In proposito, anche don Franco Ranza, ex parroco storico di San Francesco, uno dei sacerdoti più in vista della città, ha qualcosa da dire. E lancia una proposta ai confratelli sacerdoti: “La notte di Natale celebriamo comunque la messa in solitudine alle 24, nelle nostre case o dai balconi, fedeli alla tradizione, che ha pur sempre un significato e al motto evangelico “Ciò che ascoltate all’orecchio gridatelo dai tetti” .
Don Ranza, le messe di Natale dovranno essere celebrate con l’anticipo di quattro o sei ore, anche a Reggio. Ma il vescovo Camisasca ha levato la sua voce critica. Lei cosa ne pensa?
Devo dire che una volta tanto mi trovo in piena sintonia con il vescovo Massimo. E’ stato l’unico vescovo a pronunciarsi in proposito con voce alta e forte, a livello nazionale. Ha detto chiaramente che lo Stato o l’Europa non possono regolamentare ciò che la Chiesa deve decidere. Di più: ha lanciato un monito sulla deriva in atto nella laicità dello Stato.
Mi trovo completamente d’accordo. Non è che anticipando di due ore la funzione liturgica della Notte Santa si eviti un contagio pericoloso . Rifacendomi alle parole della Conferenza episcopale, anch’io mi sento di dire: “Venite, entrate perché le chiese sono sicure“. Ogni sforzo è stato fatto e viene fatto perché le funzioni religiose possano essere seguite in sicurezza. Il vescovo Massimo si è espresso con saggezza, mettendo al primo posto la salvaguardia della salute di tutti, però sottolineando la contrarietà a uno Stato che voglia regolamentare anche ciò che spetta alla Chiesa decidere.

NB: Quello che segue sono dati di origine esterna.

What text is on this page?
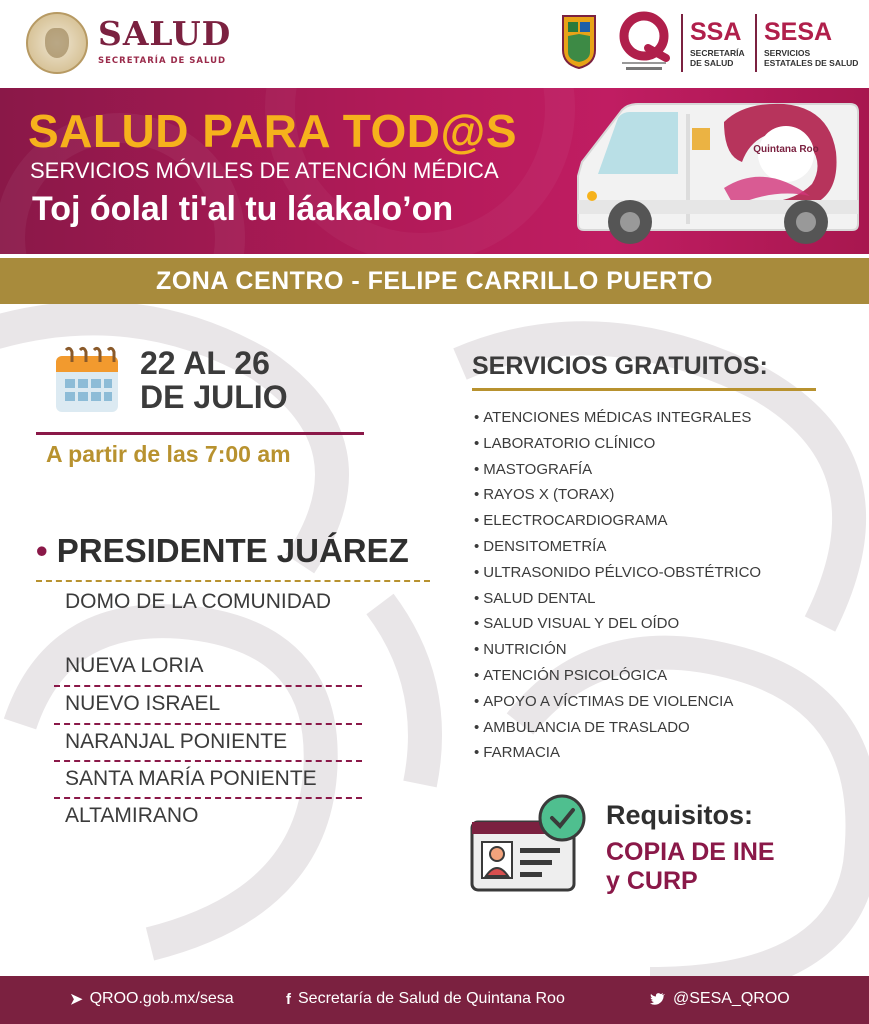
SALUD
SECRETARÍA DE SALUD
SSA
SECRETARÍA DE SALUD
SESA
SERVICIOS ESTATALES DE SALUD
SALUD PARA TOD@S
SERVICIOS MÓVILES DE ATENCIÓN MÉDICA
Toj óolal ti'al tu láakalo’on
Quintana Roo
ZONA CENTRO - FELIPE CARRILLO PUERTO
22 AL 26
DE JULIO
A partir de las 7:00 am
• PRESIDENTE JUÁREZ
DOMO DE LA COMUNIDAD
NUEVA LORIA
NUEVO ISRAEL
NARANJAL PONIENTE
SANTA MARÍA PONIENTE
ALTAMIRANO
SERVICIOS GRATUITOS:
• ATENCIONES MÉDICAS INTEGRALES
• LABORATORIO CLÍNICO
• MASTOGRAFÍA
• RAYOS X (TORAX)
• ELECTROCARDIOGRAMA
• DENSITOMETRÍA
• ULTRASONIDO PÉLVICO-OBSTÉTRICO
• SALUD DENTAL
• SALUD VISUAL Y DEL OÍDO
• NUTRICIÓN
• ATENCIÓN PSICOLÓGICA
• APOYO A VÍCTIMAS DE VIOLENCIA
• AMBULANCIA DE TRASLADO
• FARMACIA
Requisitos:
COPIA DE INE
y CURP
➤ QROO.gob.mx/sesa	f Secretaría de Salud de Quintana Roo	@SESA_QROO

Io, anzi, mi chiedo se il Presidente Conte non voglia essere anche Papa: allunga i tempi di socializzazione, finalmente, ma accorcia, anzi anticipa la nascita di Cristo incarnato. Ma va tutto bene per noi preti e per tanti cristiani perchè, anche se le tradizioni contano molto per il loro significato profondo, Gesù alla fine nasce nei nostri cuori, sotto ogni latitudine e in ogni fuso orario, senza badare all’orologio.
E allora?
Sì, celebreremo la Messa entro le ore 20 della Vigilia. Però sentiamo tutti che non può bastare. Una persona che ha vissuto i terribili momenti della guerra, mi ha ricordato che quando le bombe cadevano sulla città, seminando morte e distruzione nel quartiere del Popol Giost e a Santa Croce, la gente correva in chiesa per trovare conforto e sentirsi al riparo. E allora voglio essere provocatorio, ma fedele nei secoli: noi preti dobbiamo avere oggi il coraggio dei nostri confratelli durante la guerra. E se non ora, quando?
Ma cosa significa? Non vorrà don Ranza violare le norme del coprifuoco…
Certo che no. Però mi sento di lanciare un invito a noi preti: alle 24 nella notte di Natale celebriamo comunque la Messa, anche se in solitudine. In chiesa, nelle canoniche, nei conventi, o nelle cantine, visto che siamo in tempo di catacombe e di fede coraggiosa.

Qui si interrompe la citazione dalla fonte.